Des alertes depuis novembre
"Les agents sont dans un état d'épuisement et de souffrance qui nous inquiètent beaucoup", s'alarme Emmanuelle Monnin, déléguée du personnel SUD Solidaires à la ville de Besançon. Le directeur général des services a été alerté en novembre par les représentants du personnel. Depuis, près d'une dizaine de témoignages révélant un management "inadapté" auraient été recueillis. Une réunion a eu lieu le 12 mars en présence de Laurence Madeline, qui n'a débouché sur aucune solution selon les agents. "On a parlé d'un coaching collectif, explique Emmanuelle Monnin. Est-ce vraiment à la hauteur de l'enjeu ?"
Difficile à digérer aussi ces déjeuners offerts aux partenaires, avec des notes de restaurant plutôt salées selon les grévistes. "Cela ne se fait pas du tout chez nous, surtout avec notre budget", confient les grévistes. La directrice aurait surtout "mobilisé le matériel et le personnel de la collectivité à des fins personnelles pour terminer son déménagement". Un comportement inacceptable pour Sophie Caron.

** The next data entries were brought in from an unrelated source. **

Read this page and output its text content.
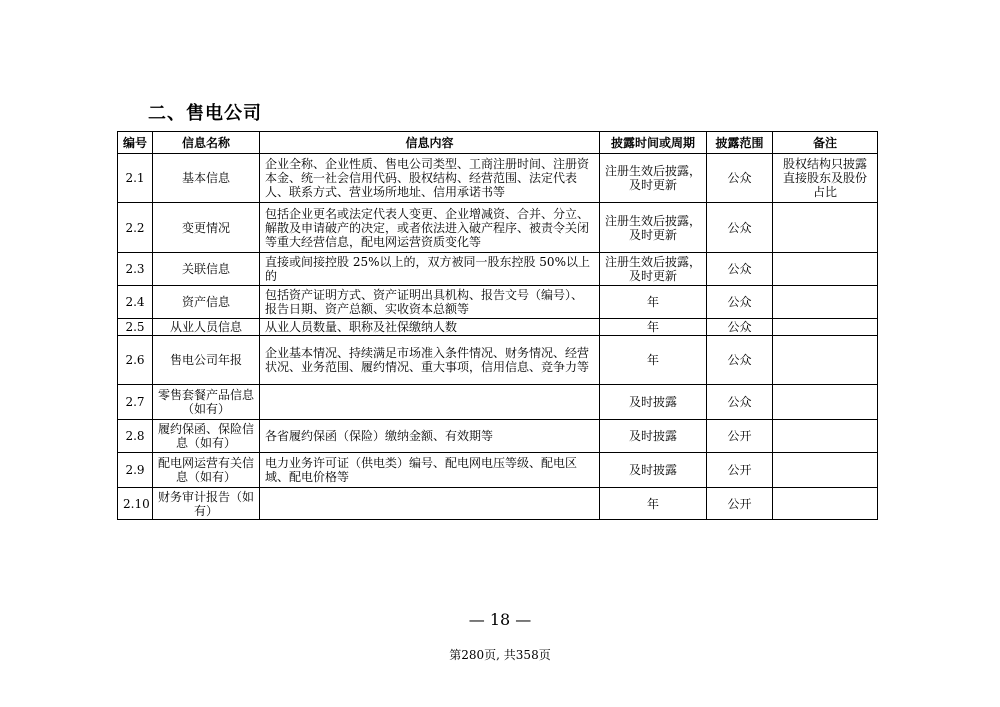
二、售电公司
编号	信息名称	信息内容	披露时间或周期	披露范围	备注
2.1	基本信息	企业全称、企业性质、售电公司类型、工商注册时间、注册资本金、统一社会信用代码、股权结构、经营范围、法定代表人、联系方式、营业场所地址、信用承诺书等	注册生效后披露，及时更新	公众	股权结构只披露直接股东及股份占比
2.2	变更情况	包括企业更名或法定代表人变更、企业增减资、合并、分立、解散及申请破产的决定，或者依法进入破产程序、被责令关闭等重大经营信息，配电网运营资质变化等	注册生效后披露，及时更新	公众	
2.3	关联信息	直接或间接控股 25%以上的，双方被同一股东控股 50%以上的	注册生效后披露，及时更新	公众	
2.4	资产信息	包括资产证明方式、资产证明出具机构、报告文号（编号）、报告日期、资产总额、实收资本总额等	年	公众	
2.5	从业人员信息	从业人员数量、职称及社保缴纳人数	年	公众	
2.6	售电公司年报	企业基本情况、持续满足市场准入条件情况、财务情况、经营状况、业务范围、履约情况、重大事项，信用信息、竞争力等	年	公众	
2.7	零售套餐产品信息（如有）		及时披露	公众	
2.8	履约保函、保险信息（如有）	各省履约保函（保险）缴纳金额、有效期等	及时披露	公开	
2.9	配电网运营有关信息（如有）	电力业务许可证（供电类）编号、配电网电压等级、配电区域、配电价格等	及时披露	公开	
2.10	财务审计报告（如有）		年	公开	
— 18 —
第280页, 共358页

Au mieux, c'est une méconnaissance totale des règles de la fonction publique terrioriale, au pire, c'est qu'elle les méprise.
Sophie Caron, secrétaire générale FO Territoriaux du Grand Besançon.
"On demande à la maire-présidente (Anne Vignot, ndlr) en tant qu'employeur de faire le nécessaire pour que ça cesse et de préserver la santé de ses agents", ajoute Emmanuelle Monnin.
"Un dossier brûlant"
"C'est un dossier brûlant", reconnaît Elise Aebischer, adjointe à la maire en charge notamment des ressources humaines, venue à la rencontre des grévistes. "Il y a eu des alertes et on a mis des choses en place, individuelles et collectives, pour accompagner l'équipe et la directrice qui est aussi une agente de la ville. Notre objectif est de renouer la confiance entre nos agents."
L'élue a proposé de rencontrer une délégation dans les15 jours, en compagnie d'Aline Chassagne, adjointe à la maire en charge de la culture, du patrimoine et des équipements culturels, pour trouver une issue. Elle confirme par ailleurs qu'une "procédure" est en cours concernant le fameux déménagement de Laurence Madeline.
Contactée par France 3 Franche-Comté, la directrice, elle, n'a pas pour l'instant répondu à nos sollicitations.